With respect to the copywriters at Shout! Factory who summarize plots of TV shows so succinctly for the episode lists you find on the inside of their DVD cases and on the back of separate cases for some multi-disc sets as well, I thought, while looking at the list of episodes on the back of the two-disc Dennis the Menace: 20 Timeless Episodes set, that they didn’t even have to do it. They could have taken the day off, run a few errands they hadn’t yet had a chance to during the week, go to that one coffee shop they keep hearing about that isn’t Starbucks, or finally crack open that book they bought and have wanted to read for the past week and a half. Episodes like “Dennis Goes To The Movies,” “Dennis and the Open House,” “Dennis’ Documentary Film,” and “Dennis’ Bank Account” would seem to be enough description. Yet opening this case, and reading what they have written, it not only makes sense to give just a little more, but it inspires a need to see these episodes, to see how Dennis gets into the inevitable mischief he’s so famous for in his neighborhood. And you laugh just from reading some of the episode descriptions, knowing full well the human tornado’s reputation. It’s appropriate that that’s the main graphic during the theme music.

Dennis the MenaceWatching a few of these episodes, I find that what was missing from Hazel, which was also based on a comic strip, was inventiveness within the situation. We know who Hazel is, we know that she pries, but it felt like there wasn’t much to pull out of the comic strip, or create independent of it. No expansion of the character. Obviously the family appreciates Hazel, though George is always inexplicably exasperated by her when he knows full well who she is, but when every episode seems to be about George being frustrated with her yet again, what’s the fun in that?

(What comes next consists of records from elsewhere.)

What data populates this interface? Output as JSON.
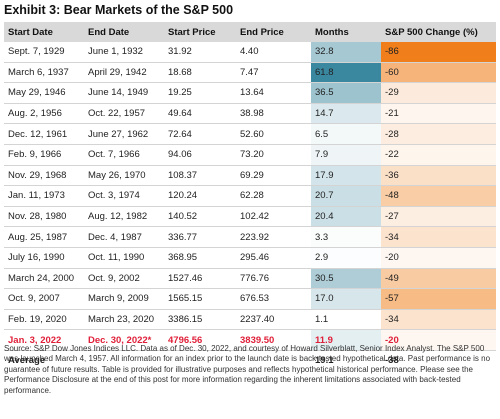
{
  "title": "Exhibit 3: Bear Markets of the S&P 500",
  "columns": [
    "Start Date",
    "End Date",
    "Start Price",
    "End Price",
    "Months",
    "S&P 500 Change (%)"
  ],
  "rows": [
    {
      "start": "Sept. 7, 1929",
      "end": "June 1, 1932",
      "start_price": "31.92",
      "end_price": "4.40",
      "months": "32.8",
      "change": "-86",
      "months_color": "#a6c8d2",
      "change_color": "#f07f1b"
    },
    {
      "start": "March 6, 1937",
      "end": "April 29, 1942",
      "start_price": "18.68",
      "end_price": "7.47",
      "months": "61.8",
      "change": "-60",
      "months_color": "#3a87a0",
      "change_color": "#f6b47a"
    },
    {
      "start": "May 29, 1946",
      "end": "June 14, 1949",
      "start_price": "19.25",
      "end_price": "13.64",
      "months": "36.5",
      "change": "-29",
      "months_color": "#9cc3ce",
      "change_color": "#fcebdc"
    },
    {
      "start": "Aug. 2, 1956",
      "end": "Oct. 22, 1957",
      "start_price": "49.64",
      "end_price": "38.98",
      "months": "14.7",
      "change": "-21",
      "months_color": "#dbe9ee",
      "change_color": "#fef6ee"
    },
    {
      "start": "Dec. 12, 1961",
      "end": "June 27, 1962",
      "start_price": "72.64",
      "end_price": "52.60",
      "months": "6.5",
      "change": "-28",
      "months_color": "#f3f8f9",
      "change_color": "#fcede0"
    },
    {
      "start": "Feb. 9, 1966",
      "end": "Oct. 7, 1966",
      "start_price": "94.06",
      "end_price": "73.20",
      "months": "7.9",
      "change": "-22",
      "months_color": "#eff5f7",
      "change_color": "#fef5ec"
    },
    {
      "start": "Nov. 29, 1968",
      "end": "May 26, 1970",
      "start_price": "108.37",
      "end_price": "69.29",
      "months": "17.9",
      "change": "-36",
      "months_color": "#d3e4ea",
      "change_color": "#fbe0c8"
    },
    {
      "start": "Jan. 11, 1973",
      "end": "Oct. 3, 1974",
      "start_price": "120.24",
      "end_price": "62.28",
      "months": "20.7",
      "change": "-48",
      "months_color": "#cadfe5",
      "change_color": "#f9cda5"
    },
    {
      "start": "Nov. 28, 1980",
      "end": "Aug. 12, 1982",
      "start_price": "140.52",
      "end_price": "102.42",
      "months": "20.4",
      "change": "-27",
      "months_color": "#cbdfe6",
      "change_color": "#fdeee2"
    },
    {
      "start": "Aug. 25, 1987",
      "end": "Dec. 4, 1987",
      "start_price": "336.77",
      "end_price": "223.92",
      "months": "3.3",
      "change": "-34",
      "months_color": "#fbfdfd",
      "change_color": "#fbe3cd"
    },
    {
      "start": "July 16, 1990",
      "end": "Oct. 11, 1990",
      "start_price": "368.95",
      "end_price": "295.46",
      "months": "2.9",
      "change": "-20",
      "months_color": "#fcfdfe",
      "change_color": "#fef7f1"
    },
    {
      "start": "March 24, 2000",
      "end": "Oct. 9, 2002",
      "start_price": "1527.46",
      "end_price": "776.76",
      "months": "30.5",
      "change": "-49",
      "months_color": "#aecdd6",
      "change_color": "#f9cba2"
    },
    {
      "start": "Oct. 9, 2007",
      "end": "March 9, 2009",
      "start_price": "1565.15",
      "end_price": "676.53",
      "months": "17.0",
      "change": "-57",
      "months_color": "#d6e6eb",
      "change_color": "#f7bb86"
    },
    {
      "start": "Feb. 19, 2020",
      "end": "March 23, 2020",
      "start_price": "3386.15",
      "end_price": "2237.40",
      "months": "1.1",
      "change": "-34",
      "months_color": "#ffffff",
      "change_color": "#fbe3cd"
    },
    {
      "start": "Jan. 3, 2022",
      "end": "Dec. 30, 2022*",
      "start_price": "4796.56",
      "end_price": "3839.50",
      "months": "11.9",
      "change": "-20",
      "months_color": "#e4eff2",
      "change_color": "#fef7f1",
      "current": true
    }
  ],
  "average": {
    "label": "Average",
    "months": "19.1",
    "change": "-38"
  },
  "note": "Source: S&P Dow Jones Indices LLC. Data as of Dec. 30, 2022, and courtesy of Howard Silverblatt, Senior Index Analyst. The S&P 500 was launched March 4, 1957. All information for an index prior to the launch date is back-tested hypothetical data. Past performance is no guarantee of future results. Table is provided for illustrative purposes and reflects hypothetical historical performance. Please see the Performance Disclosure at the end of this post for more information regarding the inherent limitations associated with back-tested performance."
}
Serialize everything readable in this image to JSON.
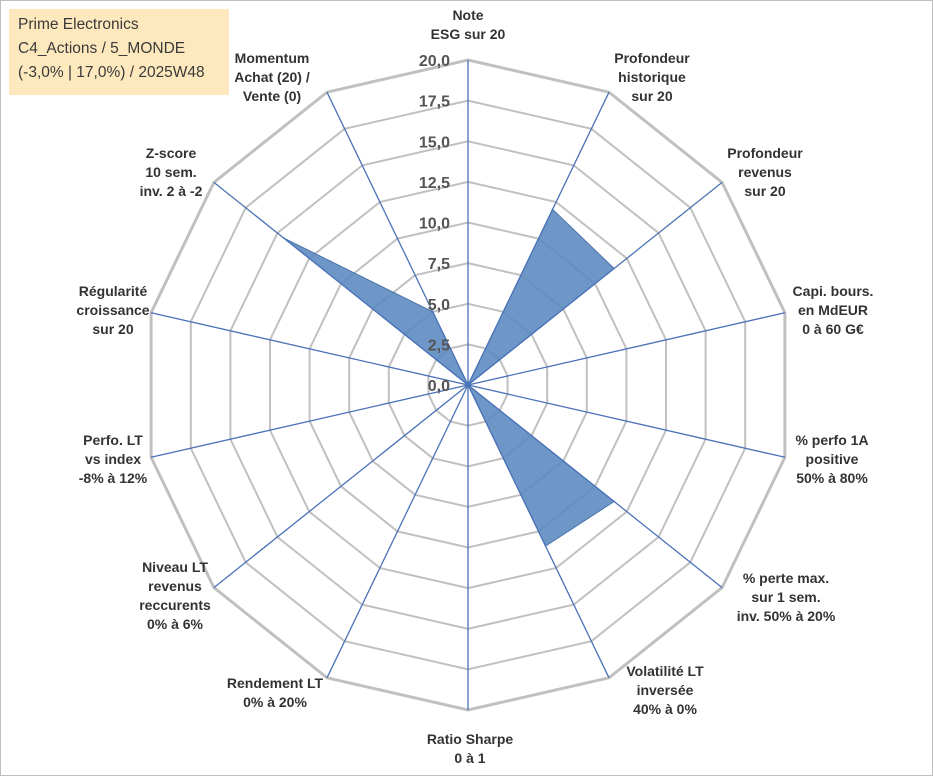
{
  "header": {
    "company": "Prime Electronics",
    "category": "C4_Actions / 5_MONDE",
    "period": "(-3,0% | 17,0%) / 2025W48"
  },
  "colors": {
    "fill": "#5a87be",
    "spoke": "#4a72b8",
    "grid": "#c0c0c0",
    "header_bg": "#fde9bd"
  },
  "chart_data": {
    "type": "radar",
    "scale": {
      "min": 0,
      "max": 20,
      "step": 2.5
    },
    "tick_labels": [
      "0,0",
      "2,5",
      "5,0",
      "7,5",
      "10,0",
      "12,5",
      "15,0",
      "17,5",
      "20,0"
    ],
    "grid": true,
    "categories": [
      [
        "Note",
        "ESG sur 20"
      ],
      [
        "Profondeur",
        "historique",
        "sur 20"
      ],
      [
        "Profondeur",
        "revenus",
        "sur 20"
      ],
      [
        "Capi. bours.",
        "en MdEUR",
        "0 à 60 G€"
      ],
      [
        "% perfo 1A",
        "positive",
        "50% à 80%"
      ],
      [
        "% perte max.",
        "sur 1 sem.",
        "inv. 50% à 20%"
      ],
      [
        "Volatilité LT",
        "inversée",
        "40% à 0%"
      ],
      [
        "Ratio Sharpe",
        "0 à 1"
      ],
      [
        "Rendement LT",
        "0% à 20%"
      ],
      [
        "Niveau LT",
        "revenus",
        "reccurents",
        "0% à 6%"
      ],
      [
        "Perfo. LT",
        "vs index",
        "-8% à 12%"
      ],
      [
        "Régularité",
        "croissance",
        "sur 20"
      ],
      [
        "Z-score",
        "10 sem.",
        "inv. 2 à -2"
      ],
      [
        "Momentum",
        "Achat (20) /",
        "Vente (0)"
      ]
    ],
    "values": [
      0,
      12,
      11.5,
      0,
      0,
      11.5,
      11,
      0,
      0,
      0,
      0,
      0,
      14.5,
      5
    ]
  }
}
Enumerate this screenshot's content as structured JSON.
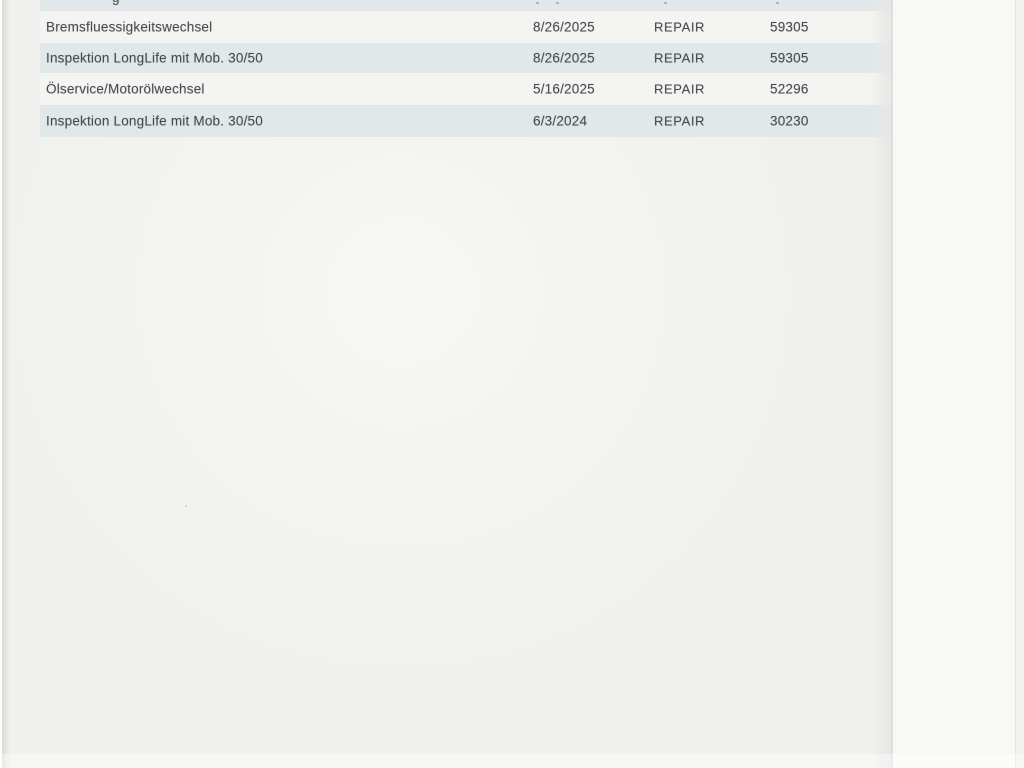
{
  "table": {
    "partial_top_row": {
      "visible_fragment": "g"
    },
    "rows": [
      {
        "description": "Bremsfluessigkeitswechsel",
        "date": "8/26/2025",
        "type": "REPAIR",
        "mileage": "59305"
      },
      {
        "description": "Inspektion LongLife mit Mob. 30/50",
        "date": "8/26/2025",
        "type": "REPAIR",
        "mileage": "59305"
      },
      {
        "description": "Ölservice/Motorölwechsel",
        "date": "5/16/2025",
        "type": "REPAIR",
        "mileage": "52296"
      },
      {
        "description": "Inspektion LongLife mit Mob. 30/50",
        "date": "6/3/2024",
        "type": "REPAIR",
        "mileage": "30230"
      }
    ]
  },
  "colors": {
    "page_background": "#f0f0ee",
    "row_shaded": "#e1e8ea",
    "row_plain": "#f4f5f3",
    "text": "#4a4a4a",
    "scan_margin_right": "#f8f8f6",
    "page_boundary_line": "#dededc"
  }
}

Of course, Mr. Wilson (Joseph Kearns and then Gale Gordon) is always incensed by Dennis’s antics, yet there are moments different from what we think to expect, such as the end of the episode “The Fifty-Thousandth Customer,” in which Mr. Wilson tries to be the 50,000th customer of a local store. Dennis’s gesture at the end shows that he means well all the time, even though it’s never perceived that way. Otherwise, insurance rates would go way up.

Dennis the Menace feels broader than Hazel. There’s more life to it not only because of Dennis, but what it can do in this neighborhood. Dennis has his friends, including the mute Joey in “Dennis Goes To The Movies,” and his parents (Herbert Anderson as Henry Mitchell and Gloria Henry as Alice Mitchell), and has his own contentions too, mostly with Margaret (Jeannie Russell), who always wants to play house. Within this pattern, we get Dennis in a movie theater after Henry and Alice are so desperate to find a babysitter that doesn’t know Dennis (Dennis then invites Joey for a sleepover and has him be Dennis while he sneaks out to the movies), Dennis trying to take care of his sick mother, and finding the washing machine belching out suds, as well as a salesman relentlessly belching out his gas, I mean, pitch, and most notable, the Mitchells and the Wilsons going to the San Diego Zoo. It’s no wonder that this particular episode, “San Diego Safari,” was chosen to be part of this collection because you can see the zoo as it once was, circa 1962. This was during the Gale Gordon era of the show, after Joseph Kearns and Sylvia Field as the Wilsons left and were replaced by Gordon and Sara Seegar as the Wilsons. Gordon’s Wilson has to pick up a chimpanzee from the zoo and so off the Mitchells and Wilsons go on a trip there. Compared to the episodes on the first disc, this feels like an entirely different show, more on-location filming, and a Mr. Wilson that’s less stressed out than Joseph Kearns’ Wilson was. Gordon’s Wilson prefers to maintain control over his life and his home, and he acts accordingly, with a slightly haughty backbone that makes you think of Vincent Price, and just as entertaining to watch.

Once again, Shout! Factory has a good thing going. In January, the final season of Dennis the Menace was released on DVD. Those who have waited years to have the series on DVD now have it, so that profit line is well in progress. That leaves this set to pick up the profit that’s left, and that’s public libraries. Various library systems will likely get all five seasons on DVD if they haven’t already, but they’re most likely aware that some patrons aren’t going to want to try it at one shot, going through an entire season. They’ll want to sample it, to see if they like more, and here is this set, all ready for them. It’s smart to have released this set after every single set is available, and not to be a tease about it like some other companies are, with compilations featuring episodes that aren’t available on DVD as part of their respective seasons. It’s considerate thinking.

This Dennis the Menace set is ideal for watching the evolution of the series more quickly and to watch the sheer inventiveness by the writers of what Dennis can get into. So many different things in the span of 24 minutes. It’s always entertaining.